Simultaneous Suspension Control and Energy Harvesting through Novel Design and Control of a New Nonlinear Energy Harvesting Shock Absorber

TL;DR

This paper introduces a novel nonlinear energy harvesting shock absorber design that enhances vehicle suspension performance and energy harvesting efficiency using a new control approach based on stochastic linearization and model predictive control.

Contribution

The paper presents a new EHSA design integrating nonlinear pendulum effects with electromagnetic harvesting and develops a stochastic linearization MPC for improved control accuracy and computational efficiency.

Findings

Enhanced ride comfort and energy harvesting efficiency demonstrated.

Stochastic linearization MPC outperforms standard methods in accuracy.

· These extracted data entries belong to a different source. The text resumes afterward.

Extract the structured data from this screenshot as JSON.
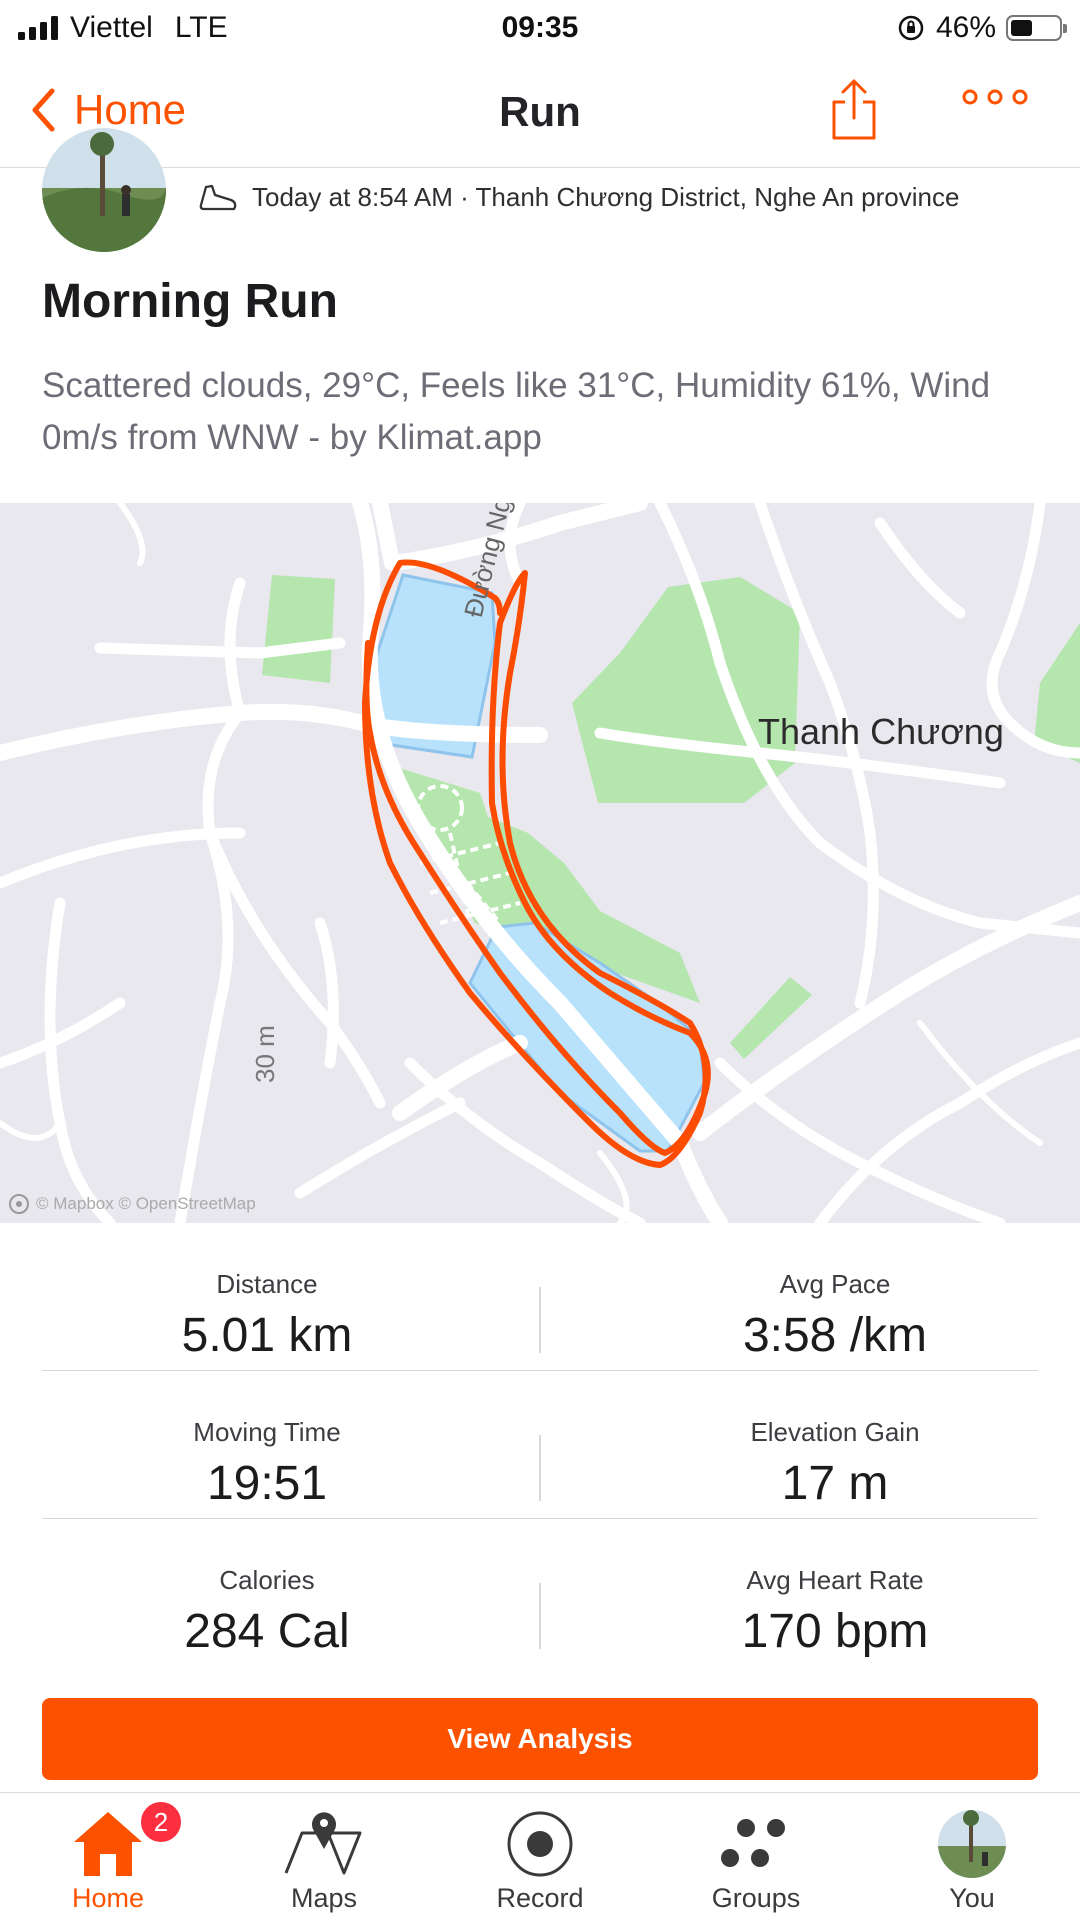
{
  "status_bar": {
    "carrier": "Viettel",
    "network": "LTE",
    "time": "09:35",
    "battery_percent": "46%",
    "battery_level": 0.46
  },
  "nav": {
    "back_label": "Home",
    "title": "Run",
    "back_icon": "chevron-left-icon",
    "share_icon": "share-icon",
    "more_icon": "more-icon",
    "accent_color": "#fc5200"
  },
  "activity": {
    "meta": "Today at 8:54 AM · Thanh Chương District, Nghe An province",
    "title": "Morning Run",
    "description": "Scattered clouds, 29°C, Feels like 31°C, Humidity 61%, Wind 0m/s from WNW - by Klimat.app"
  },
  "map": {
    "place_label": "Thanh Chương",
    "street_label": "Đường Nguyễn",
    "elevation_label": "30 m",
    "attribution": "© Mapbox © OpenStreetMap",
    "route_color": "#fc4c02"
  },
  "stats": [
    {
      "left": {
        "label": "Distance",
        "value": "5.01 km"
      },
      "right": {
        "label": "Avg Pace",
        "value": "3:58 /km"
      }
    },
    {
      "left": {
        "label": "Moving Time",
        "value": "19:51"
      },
      "right": {
        "label": "Elevation Gain",
        "value": "17 m"
      }
    },
    {
      "left": {
        "label": "Calories",
        "value": "284 Cal"
      },
      "right": {
        "label": "Avg Heart Rate",
        "value": "170 bpm"
      }
    }
  ],
  "actions": {
    "view_analysis": "View Analysis"
  },
  "tabs": [
    {
      "label": "Home",
      "icon": "home-icon",
      "active": true,
      "badge": "2"
    },
    {
      "label": "Maps",
      "icon": "map-pin-icon"
    },
    {
      "label": "Record",
      "icon": "record-icon"
    },
    {
      "label": "Groups",
      "icon": "groups-icon"
    },
    {
      "label": "You",
      "icon": "avatar"
    }
  ]
}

Simulation results confirm the superiority of the proposed design and control approach.

Abstract

Simultaneous vibration control and energy harvesting of vehicle suspensions have attracted significant research attention over the past decades. However, existing energy harvesting shock absorbers (EHSAs) are mainly designed based on the principle of linear resonance, thereby compromising suspension performance for high-efficiency energy harvesting and being only responsive to narrow bandwidth vibrations. In this paper, we propose a new EHSA design -- inerter pendulum vibration absorber (IPVA) -- that integrates an electromagnetic rotary EHSA with a nonlinear pendulum vibration absorber. We show that this design simultaneously improves ride comfort and energy harvesting efficiency by exploiting the nonlinear effects of pendulum inertia. To further improve the performance, we develop a novel stochastic linearization model predictive control (SL-MPC) approach in which we employ stochastic linearization to approximate the nonlinear dynamics of EHSA that has superior accuracy compared to standard linearization. In particular, we develop a new stochastic linearization method with guaranteed stabilizability, which is a prerequisite for control designs. This leads to an MPC problem that is much more computationally efficient than the nonlinear MPC counterpart with no major performance degradation. Extensive simulations are performed to show the superiority of the proposed new nonlinear EHSA and to demonstrate the efficacy of the proposed SL-MPC.